Palavras-chave: justiça distributiva, equidade de gênero, isonomia, igualdade de oportunidades, teoria feminista.

ABSTRACT
This legal scientific article aims to discuss the application of distributive justice in the context of gender equity, considering isonomy as a guiding principle. Initially, relevant philosophical reflections are presented, such as John Rawls' theory of justice, which discusses the importance of distributive justice in society. Then, the problems of applying this concept in the context of gender equity are explored, taking into account the historical inequalities between men and women. To address the issue of isonomy, the principle of equal opportunities is discussed, questioning whether it is sufficient to promote gender equity. Additionally, other theories that go beyond the idea of formal equality, such as the feminist theory of substantial equality, are explored. Finally, some public policies that can be developed to promote gender justice, in order to achieve equitable distribution of opportunities between men and women, are discussed.
Keywords: distributive justice, gender equity, isonomy, equal opportunities, feminist theory.

1 – INTRODUÇÃO

A igualdade de gênero é um tema de extrema relevância e atualidade na sociedade contemporânea. Apesar dos avanços obtidos em relação aos direitos das mulheres, ainda há uma série de desigualdades que precisam ser enfrentadas para que haja uma verdadeira igualdade entre os gêneros. Diante disso, é necessário que haja políticas públicas e ações afirmativas que promovam a igualdade de oportunidades e recursos entre homens e mulheres.

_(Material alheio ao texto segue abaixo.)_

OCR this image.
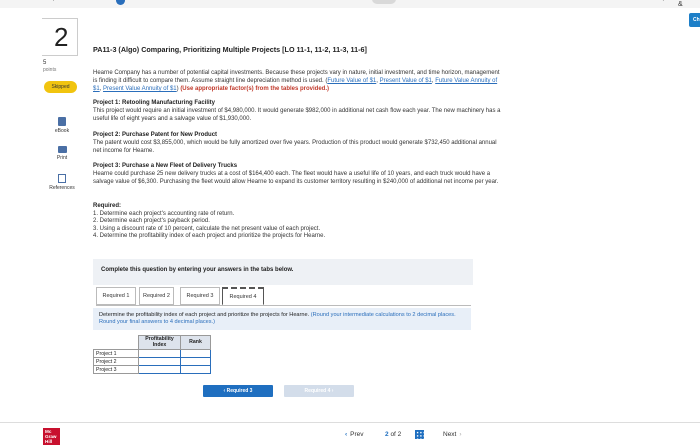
&
Ch
2
5
points
Skipped
eBook
Print
References
PA11-3 (Algo) Comparing, Prioritizing Multiple Projects [LO 11-1, 11-2, 11-3, 11-6]
Hearne Company has a number of potential capital investments. Because these projects vary in nature, initial investment, and time horizon, management is finding it difficult to compare them. Assume straight line depreciation method is used. (Future Value of $1, Present Value of $1, Future Value Annuity of $1, Present Value Annuity of $1) (Use appropriate factor(s) from the tables provided.)
Project 1: Retooling Manufacturing Facility
This project would require an initial investment of $4,980,000. It would generate $982,000 in additional net cash flow each year. The new machinery has a useful life of eight years and a salvage value of $1,930,000.
Project 2: Purchase Patent for New Product
The patent would cost $3,855,000, which would be fully amortized over five years. Production of this product would generate $732,450 additional annual net income for Hearne.
Project 3: Purchase a New Fleet of Delivery Trucks
Hearne could purchase 25 new delivery trucks at a cost of $164,400 each. The fleet would have a useful life of 10 years, and each truck would have a salvage value of $6,300. Purchasing the fleet would allow Hearne to expand its customer territory resulting in $240,000 of additional net income per year.
Required:
1. Determine each project's accounting rate of return.
2. Determine each project's payback period.
3. Using a discount rate of 10 percent, calculate the net present value of each project.
4. Determine the profitability index of each project and prioritize the projects for Hearne.
Complete this question by entering your answers in the tabs below.
Required 1	Required 2	Required 3	Required 4
Determine the profitability index of each project and prioritize the projects for Hearne. (Round your intermediate calculations to 2 decimal places. Round your final answers to 4 decimal places.)
	Profitability Index	Rank
Project 1		
Project 2		
Project 3		
‹ Required 3	Required 4 ›
Mc
Graw
Hill
‹ Prev	2 of 2	Next ›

Nesse contexto, a justiça distributiva surge como uma importante ferramenta para a promoção da equidade de gênero. Segundo John Rawls (2002), a justiça distributiva consiste na distribuição justa e equitativa de recursos na sociedade, levando em consideração as diferenças sociais e individuais. Para o autor, a justiça distributiva é uma forma de garantir que os indivíduos tenham acesso aos bens sociais necessários para viver uma vida digna.

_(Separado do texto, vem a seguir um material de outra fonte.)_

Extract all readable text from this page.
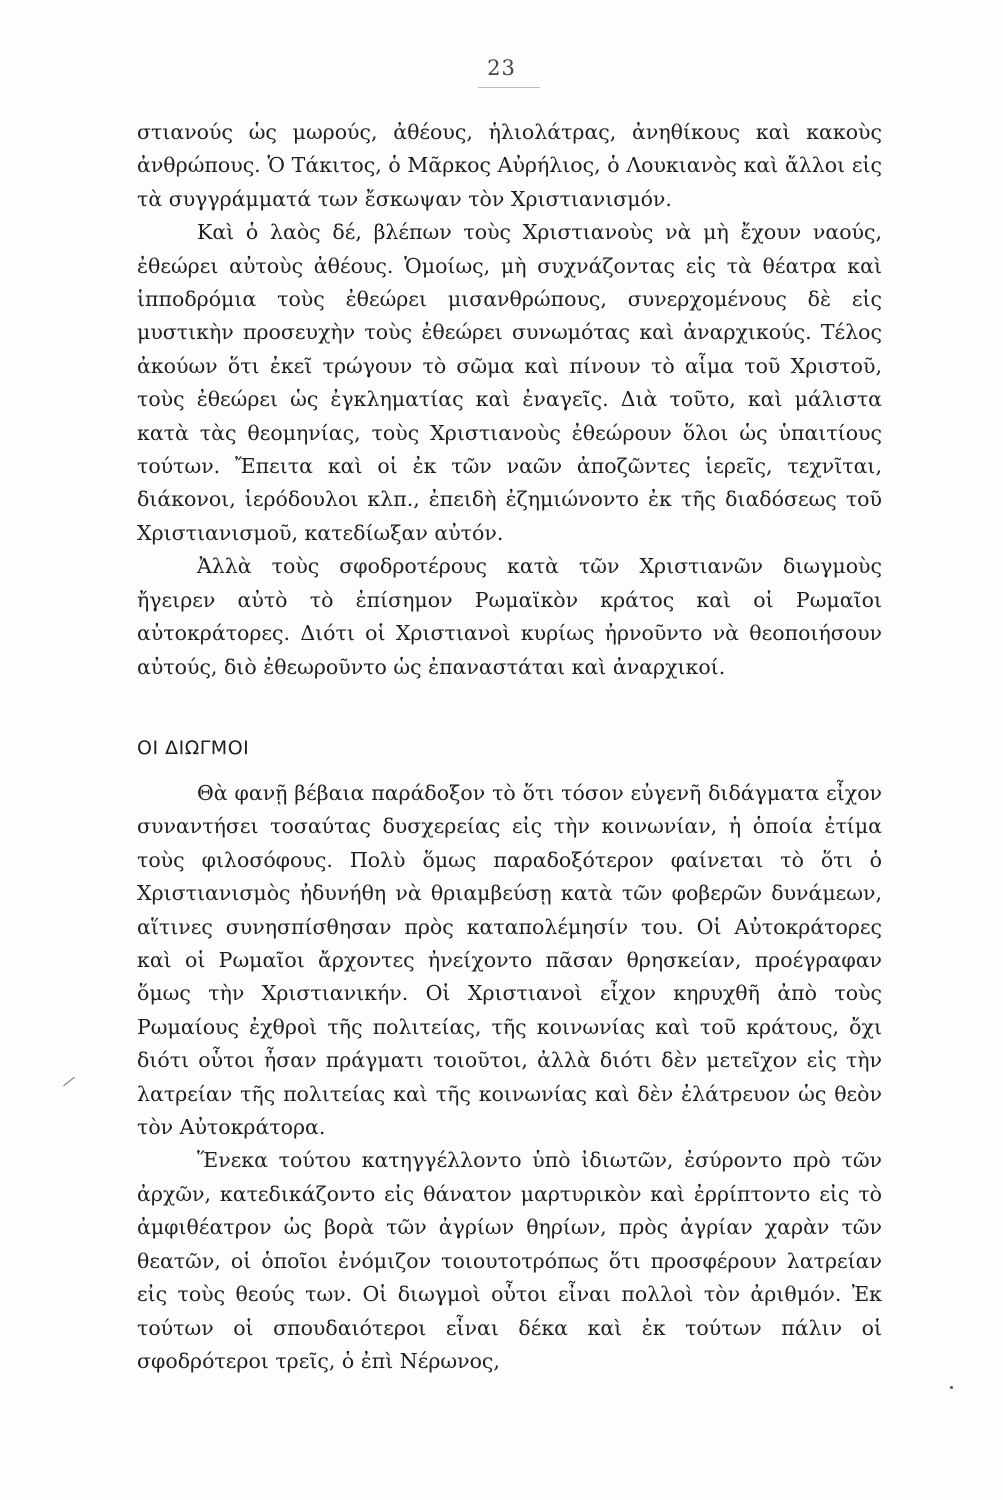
23

στιανούς ὡς μωρούς, ἀθέους, ἡλιολάτρας, ἀνηθίκους καὶ κακοὺς ἀνθρώπους. Ὁ Τάκιτος, ὁ Μᾶρκος Αὐρήλιος, ὁ Λουκιανὸς καὶ ἄλλοι εἰς τὰ συγγράμματά των ἔσκωψαν τὸν Χριστιανισμόν.

Καὶ ὁ λαὸς δέ, βλέπων τοὺς Χριστιανοὺς νὰ μὴ ἔχουν ναούς, ἐθεώρει αὐτοὺς ἀθέους. Ὁμοίως, μὴ συχνάζοντας εἰς τὰ θέατρα καὶ ἱπποδρόμια τοὺς ἐθεώρει μισανθρώπους, συνερχομένους δὲ εἰς μυστικὴν προσευχὴν τοὺς ἐθεώρει συνωμότας καὶ ἀναρχικούς. Τέλος ἀκούων ὅτι ἐκεῖ τρώγουν τὸ σῶμα καὶ πίνουν τὸ αἷμα τοῦ Χριστοῦ, τοὺς ἐθεώρει ὡς ἐγκληματίας καὶ ἐναγεῖς. Διὰ τοῦτο, καὶ μάλιστα κατὰ τὰς θεομηνίας, τοὺς Χριστιανοὺς ἐθεώρουν ὅλοι ὡς ὑπαιτίους τούτων. Ἔπειτα καὶ οἱ ἐκ τῶν ναῶν ἀποζῶντες ἱερεῖς, τεχνῖται, διάκονοι, ἱερόδουλοι κλπ., ἐπειδὴ ἐζημιώνοντο ἐκ τῆς διαδόσεως τοῦ Χριστιανισμοῦ, κατεδίωξαν αὐτόν.

Ἀλλὰ τοὺς σφοδροτέρους κατὰ τῶν Χριστιανῶν διωγμοὺς ἤγειρεν αὐτὸ τὸ ἐπίσημον Ρωμαϊκὸν κράτος καὶ οἱ Ρωμαῖοι αὐτοκράτορες. Διότι οἱ Χριστιανοὶ κυρίως ἠρνοῦντο νὰ θεοποιήσουν αὐτούς, διὸ ἐθεωροῦντο ὡς ἐπαναστάται καὶ ἀναρχικοί.

ΟΙ ΔΙΩΓΜΟΙ

Θὰ φανῇ βέβαια παράδοξον τὸ ὅτι τόσον εὐγενῆ διδάγματα εἶχον συναντήσει τοσαύτας δυσχερείας εἰς τὴν κοινωνίαν, ἡ ὁποία ἐτίμα τοὺς φιλοσόφους. Πολὺ ὅμως παραδοξότερον φαίνεται τὸ ὅτι ὁ Χριστιανισμὸς ἠδυνήθη νὰ θριαμβεύσῃ κατὰ τῶν φοβερῶν δυνάμεων, αἵτινες συνησπίσθησαν πρὸς καταπολέμησίν του. Οἱ Αὐτοκράτορες καὶ οἱ Ρωμαῖοι ἄρχοντες ἠνείχοντο πᾶσαν θρησκείαν, προέγραφαν ὅμως τὴν Χριστιανικήν. Οἱ Χριστιανοὶ εἶχον κηρυχθῆ ἀπὸ τοὺς Ρωμαίους ἐχθροὶ τῆς πολιτείας, τῆς κοινωνίας καὶ τοῦ κράτους, ὄχι διότι οὗτοι ἦσαν πράγματι τοιοῦτοι, ἀλλὰ διότι δὲν μετεῖχον εἰς τὴν λατρείαν τῆς πολιτείας καὶ τῆς κοινωνίας καὶ δὲν ἐλάτρευον ὡς θεὸν τὸν Αὐτοκράτορα.

Ἕνεκα τούτου κατηγγέλλοντο ὑπὸ ἰδιωτῶν, ἐσύροντο πρὸ τῶν ἀρχῶν, κατεδικάζοντο εἰς θάνατον μαρτυρικὸν καὶ ἐρρίπτοντο εἰς τὸ ἀμφιθέατρον ὡς βορὰ τῶν ἀγρίων θηρίων, πρὸς ἀγρίαν χαρὰν τῶν θεατῶν, οἱ ὁποῖοι ἐνόμιζον τοιουτοτρόπως ὅτι προσφέρουν λατρείαν εἰς τοὺς θεούς των. Οἱ διωγμοὶ οὗτοι εἶναι πολλοὶ τὸν ἀριθμόν. Ἐκ τούτων οἱ σπουδαιότεροι εἶναι δέκα καὶ ἐκ τούτων πάλιν οἱ σφοδρότεροι τρεῖς, ὁ ἐπὶ Νέρωνος,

Porém, ao se discutir a aplicação da justiça distributiva no contexto da equidade de gênero, é necessário considerar os princípios de isonomia e igualdade substancial. A isonomia, segundo Inês Virgínia Prado Soares (2006), consiste no tratamento igualitário entre indivíduos que se encontram em situação igual ou similar. Já a igualdade substancial, conforme Nancy Fraser (2018), é uma abordagem feminista que busca garantir não apenas a igualdade formal entre homens e mulheres, mas também a igualdade material e a transformação das estruturas sociais que geram desigualdades.

Nesse sentido, este artigo científico tem como objetivo discutir a aplicação da justiça distributiva no contexto da equidade de gênero, considerando a isonomia como um princípio fundamental para a promoção da igualdade entre homens e mulheres. Para tanto, será feita uma análise das teorias de John Rawls e da igualdade substancial feminista, bem como de exemplos práticos de políticas públicas que visam promover a igualdade de gênero. Através desse estudo, espera-se destacar a importância da justiça distributiva na promoção da equidade de gênero e apontar para caminhos possíveis para a construção de uma sociedade mais justa e igualitária.

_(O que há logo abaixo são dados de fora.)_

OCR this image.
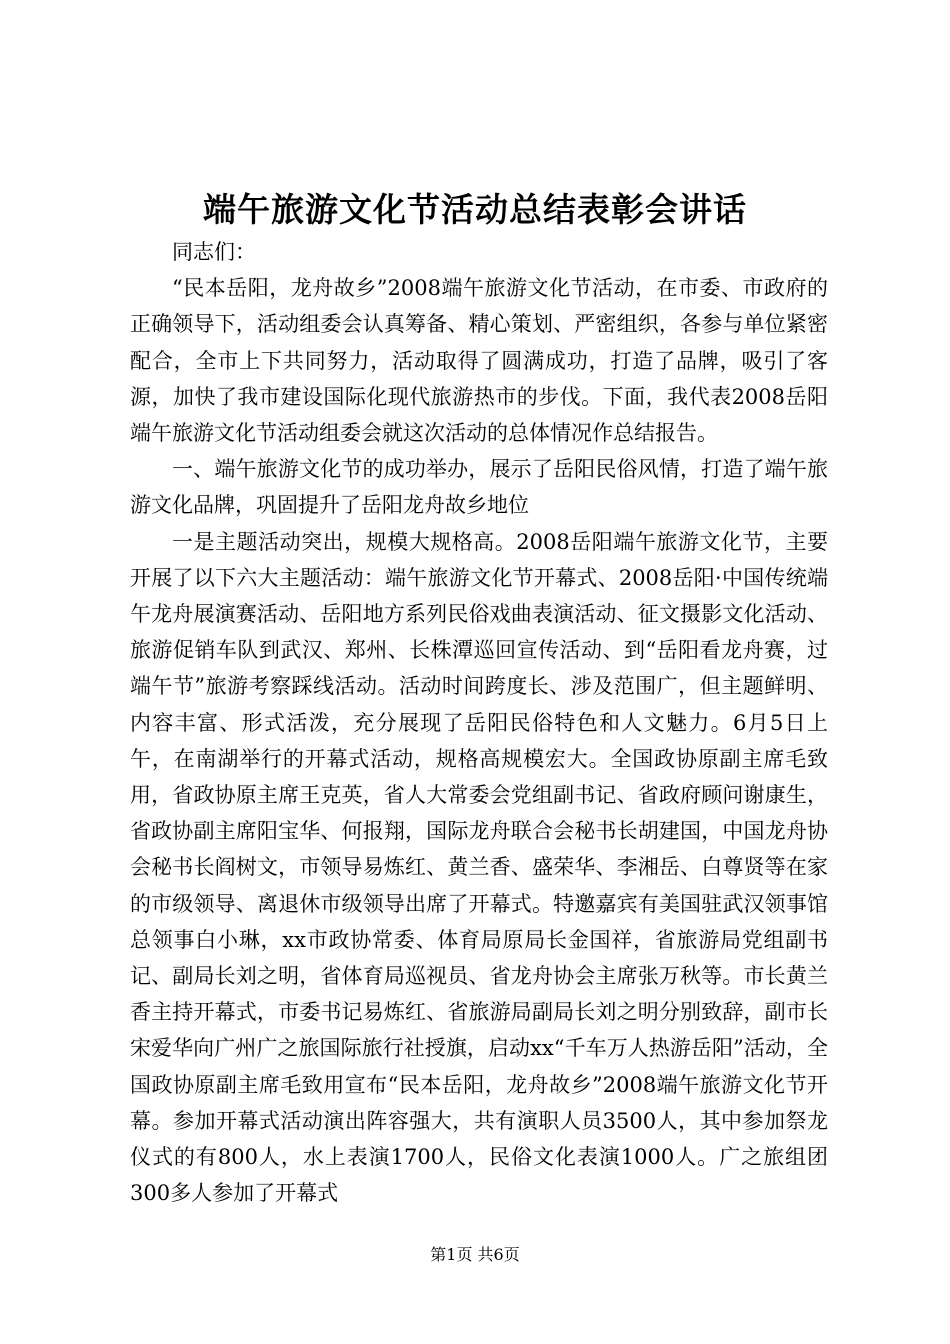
端午旅游文化节活动总结表彰会讲话

同志们：

“民本岳阳，龙舟故乡”2008端午旅游文化节活动，在市委、市政府的正确领导下，活动组委会认真筹备、精心策划、严密组织，各参与单位紧密配合，全市上下共同努力，活动取得了圆满成功，打造了品牌，吸引了客源，加快了我市建设国际化现代旅游热市的步伐。下面，我代表2008岳阳端午旅游文化节活动组委会就这次活动的总体情况作总结报告。

一、端午旅游文化节的成功举办，展示了岳阳民俗风情，打造了端午旅游文化品牌，巩固提升了岳阳龙舟故乡地位

一是主题活动突出，规模大规格高。2008岳阳端午旅游文化节，主要开展了以下六大主题活动：端午旅游文化节开幕式、2008岳阳·中国传统端午龙舟展演赛活动、岳阳地方系列民俗戏曲表演活动、征文摄影文化活动、旅游促销车队到武汉、郑州、长株潭巡回宣传活动、到“岳阳看龙舟赛，过端午节”旅游考察踩线活动。活动时间跨度长、涉及范围广，但主题鲜明、内容丰富、形式活泼，充分展现了岳阳民俗特色和人文魅力。6月5日上午，在南湖举行的开幕式活动，规格高规模宏大。全国政协原副主席毛致用，省政协原主席王克英，省人大常委会党组副书记、省政府顾问谢康生，省政协副主席阳宝华、何报翔，国际龙舟联合会秘书长胡建国，中国龙舟协会秘书长阎树文，市领导易炼红、黄兰香、盛荣华、李湘岳、白尊贤等在家的市级领导、离退休市级领导出席了开幕式。特邀嘉宾有美国驻武汉领事馆总领事白小琳，xx市政协常委、体育局原局长金国祥，省旅游局党组副书记、副局长刘之明，省体育局巡视员、省龙舟协会主席张万秋等。市长黄兰香主持开幕式，市委书记易炼红、省旅游局副局长刘之明分别致辞，副市长宋爱华向广州广之旅国际旅行社授旗，启动xx“千车万人热游岳阳”活动，全国政协原副主席毛致用宣布“民本岳阳，龙舟故乡”2008端午旅游文化节开幕。参加开幕式活动演出阵容强大，共有演职人员3500人，其中参加祭龙仪式的有800人，水上表演1700人，民俗文化表演1000人。广之旅组团300多人参加了开幕式

第1页 共6页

2 – A JUSTIÇA DISTRIBUTIVA E A EQUIDADE DE GÊNERO: UMA REFLEXÃO TEÓRICA

2.1. Os fundamentos da justiça distributiva na obra de John Rawls

John Rawls é um dos principais teóricos da justiça distributiva, tendo influenciado significativamente o debate sobre o tema nas últimas décadas. Em sua obra "Uma Teoria da Justiça", Rawls apresenta um modelo de justiça distributiva que busca conciliar as demandas de liberdade e igualdade na sociedade.

Para Rawls, a justiça distributiva se refere à distribuição justa dos bens sociais, incluindo riqueza, poder e oportunidades. Segundo o autor, a distribuição desses bens deve ser baseada em dois princípios fundamentais: o princípio da liberdade igual e o princípio da diferença.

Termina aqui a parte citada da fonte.